Em uma encíclica chamada "Magnifica Humanitas" ("Magnífica humanidade"), o primeiro papa americano, que entrou em choque com a Casa Branca por causa da guerra no Irã e do uso da religião para justificar o conflito, apresentou na segunda-feira uma lista de advertências sobre como a tecnologia poderia afetar a humanidade.
Entre outros perigos, afirmou que a IA poderia levar a "novas formas de escravidão".
"O que li me parece muito profundo, e o tipo de ação que alguém esperaria e desejaria de um líder da Igreja", disse Vance à NBC News.

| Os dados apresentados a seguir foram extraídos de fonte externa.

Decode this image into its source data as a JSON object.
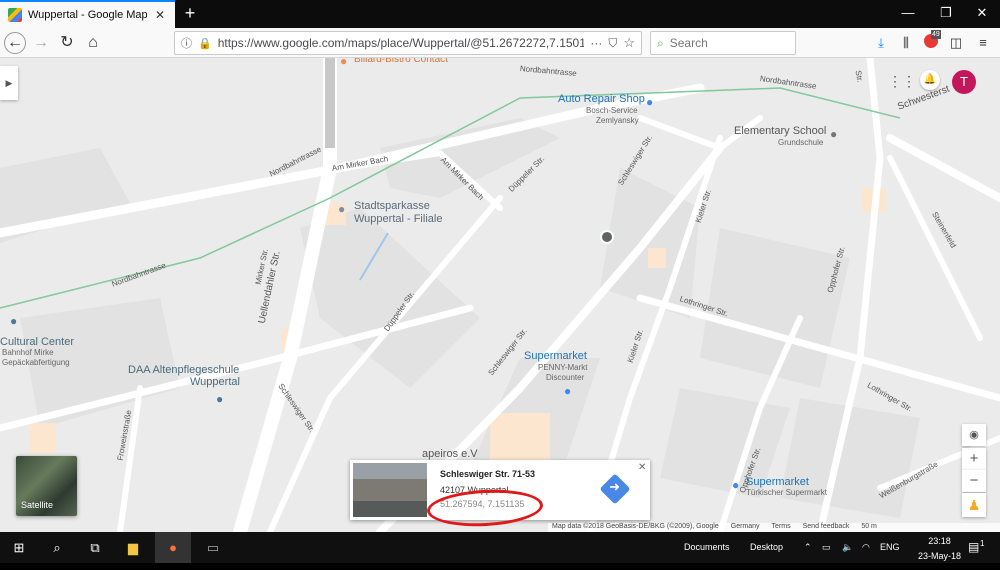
{
  "browser": {
    "tab_title": "Wuppertal - Google Maps",
    "new_tab": "+",
    "url": "https://www.google.com/maps/place/Wuppertal/@51.2672272,7.1501",
    "search_placeholder": "Search",
    "notification_badge": "49"
  },
  "map": {
    "avatar_initial": "T",
    "streets": {
      "nordbahn1": "Nordbahntrasse",
      "nordbahn2": "Nordbahntrasse",
      "nordbahn3": "Nordbahntrasse",
      "nordbahn4": "Nordbahntrasse",
      "am_mirker_bach1": "Am Mirker Bach",
      "am_mirker_bach2": "Am Mirker Bach",
      "duppeler1": "Düppeler Str.",
      "duppeler2": "Düppeler Str.",
      "schleswiger1": "Schleswiger Str.",
      "schleswiger2": "Schleswiger Str.",
      "schleswiger3": "Schleswiger Str.",
      "kieler1": "Kieler Str.",
      "kieler2": "Kieler Str.",
      "lothringer1": "Lothringer Str.",
      "lothringer2": "Lothringer Str.",
      "uellendahler": "Uellendahler Str.",
      "mirker": "Mirker Str.",
      "froweinstrasse": "Froweinstraße",
      "opphofer1": "Opphofer Str.",
      "opphofer2": "Opphofer Str.",
      "steinerfeld": "Steinenfeld",
      "schwesterstr": "Schwesterst",
      "weissenburg": "Weißenburgstraße",
      "str_top": "Str."
    },
    "pois": {
      "billard": "Billard-Bistro Contact",
      "auto_repair": "Auto Repair Shop",
      "auto_repair_sub1": "Bosch-Service",
      "auto_repair_sub2": "Zemlyansky",
      "elementary": "Elementary School",
      "elementary_sub": "Grundschule",
      "sparkasse1": "Stadtsparkasse",
      "sparkasse2": "Wuppertal - Filiale",
      "cultural": "Cultural Center",
      "cultural_sub1": "Bahnhof Mirke",
      "cultural_sub2": "Gepäckabfertigung",
      "daa1": "DAA Altenpflegeschule",
      "daa2": "Wuppertal",
      "supermarket1": "Supermarket",
      "supermarket1_sub1": "PENNY-Markt",
      "supermarket1_sub2": "Discounter",
      "supermarket2": "Supermarket",
      "supermarket2_sub": "Türkischer Supermarkt",
      "apeiros": "apeiros e.V"
    },
    "satellite_label": "Satellite",
    "infocard": {
      "title": "Schleswiger Str. 71-53",
      "address": "42107 Wuppertal",
      "coords": "51.267594, 7.151135"
    },
    "attribution": {
      "data": "Map data ©2018 GeoBasis-DE/BKG (©2009), Google",
      "country": "Germany",
      "terms": "Terms",
      "feedback": "Send feedback",
      "scale": "50 m"
    }
  },
  "taskbar": {
    "documents": "Documents",
    "desktop": "Desktop",
    "language": "ENG",
    "time": "23:18",
    "date": "23-May-18",
    "notif_count": "1"
  }
}
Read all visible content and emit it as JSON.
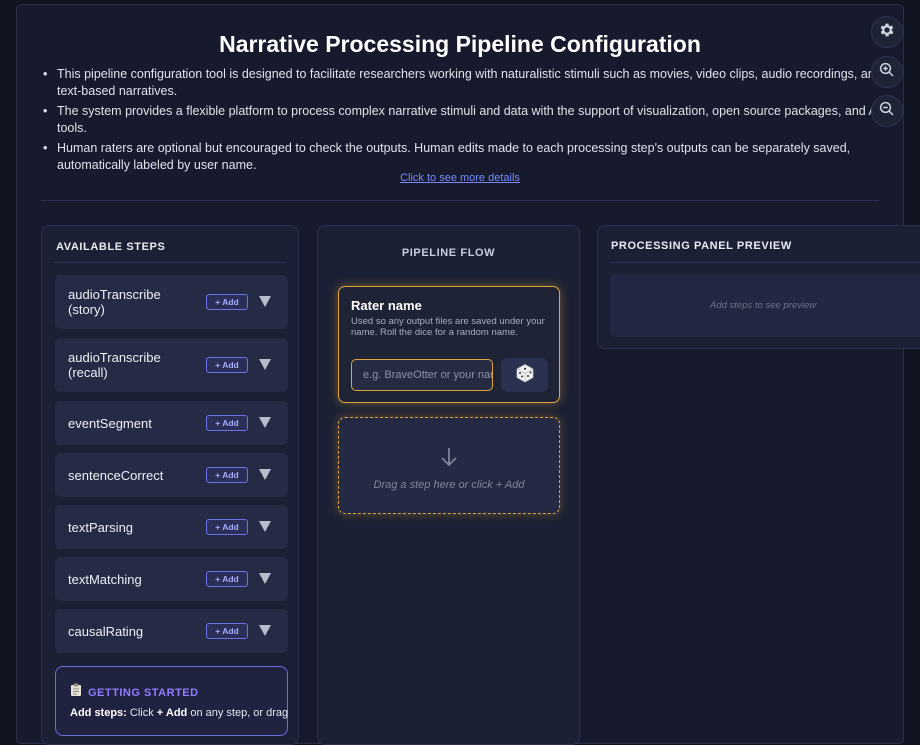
{
  "header": {
    "title": "Narrative Processing Pipeline Configuration",
    "bullets": [
      "This pipeline configuration tool is designed to facilitate researchers working with naturalistic stimuli such as movies, video clips, audio recordings, and text-based narratives.",
      "The system provides a flexible platform to process complex narrative stimuli and data with the support of visualization, open source packages, and AI-tools.",
      "Human raters are optional but encouraged to check the outputs. Human edits made to each processing step's outputs can be separately saved, automatically labeled by user name."
    ],
    "details_link": "Click to see more details"
  },
  "controls": {
    "settings_icon": "gear-icon",
    "zoom_in_icon": "zoom-in-icon",
    "zoom_out_icon": "zoom-out-icon"
  },
  "steps_panel": {
    "title": "AVAILABLE STEPS",
    "add_label": "+ Add",
    "items": [
      {
        "label": "audioTranscribe (story)"
      },
      {
        "label": "audioTranscribe (recall)"
      },
      {
        "label": "eventSegment"
      },
      {
        "label": "sentenceCorrect"
      },
      {
        "label": "textParsing"
      },
      {
        "label": "textMatching"
      },
      {
        "label": "causalRating"
      }
    ],
    "getting_started": {
      "icon": "clipboard-icon",
      "title": "GETTING STARTED",
      "text_bold1": "Add steps:",
      "text1": " Click ",
      "text_bold2": "+ Add",
      "text2": " on any step, or drag"
    }
  },
  "flow_panel": {
    "title": "PIPELINE FLOW",
    "rater": {
      "title": "Rater name",
      "help": "Used so any output files are saved under your name. Roll the dice for a random name.",
      "placeholder": "e.g. BraveOtter or your name",
      "dice_icon": "dice-icon"
    },
    "drop_zone": {
      "text": "Drag a step here or click + Add",
      "icon": "arrow-down-icon"
    }
  },
  "preview_panel": {
    "title": "PROCESSING PANEL PREVIEW",
    "empty_text": "Add steps to see preview"
  },
  "colors": {
    "background": "#111421",
    "panel": "#1b2034",
    "accent": "#6d72e8",
    "highlight": "#e0a33b"
  }
}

"O que acontece com a moralidade é que os princípios nunca mudam, mas a forma como são aplicados muda, porque o mundo muda, certo?", acrescentou Vance.
Vance e o Vaticano entraram em choque em matéria de política migratória, já que o papa Leão XIV condenou a política de deportações em massa impulsionada por Donald Trump.
O vice-presidente, que se converteu ao catolicismo em 2019, afirmou que ficou satisfeito que o pontífice, natural de Chicago, tenha adotado o nome de Leão XIV quando assumiu a liderança da Santa Sé no ano passado.
“Acho que foi claramente uma referência a Leão XIII, que, evidentemente, se tornou papa no início da era industrial” e escreveu naquela época uma advertência semelhante sobre o impacto dos grandes avanços tecnológicos do período.
Leão XIV "se torna papa no começo da era da IA, e suspeito que, se conseguirmos superar isso com sucesso, será em grande parte porque o papa e a Igreja serão capazes de oferecer o tipo de liderança moral de que precisamos", acrescentou Vance.
"Acho que realmente precisamos de liderança moral para refletir sobre essas questões, e é exatamente isso que a Igreja está em melhores condições de fazer", afirmou o vice-presidente.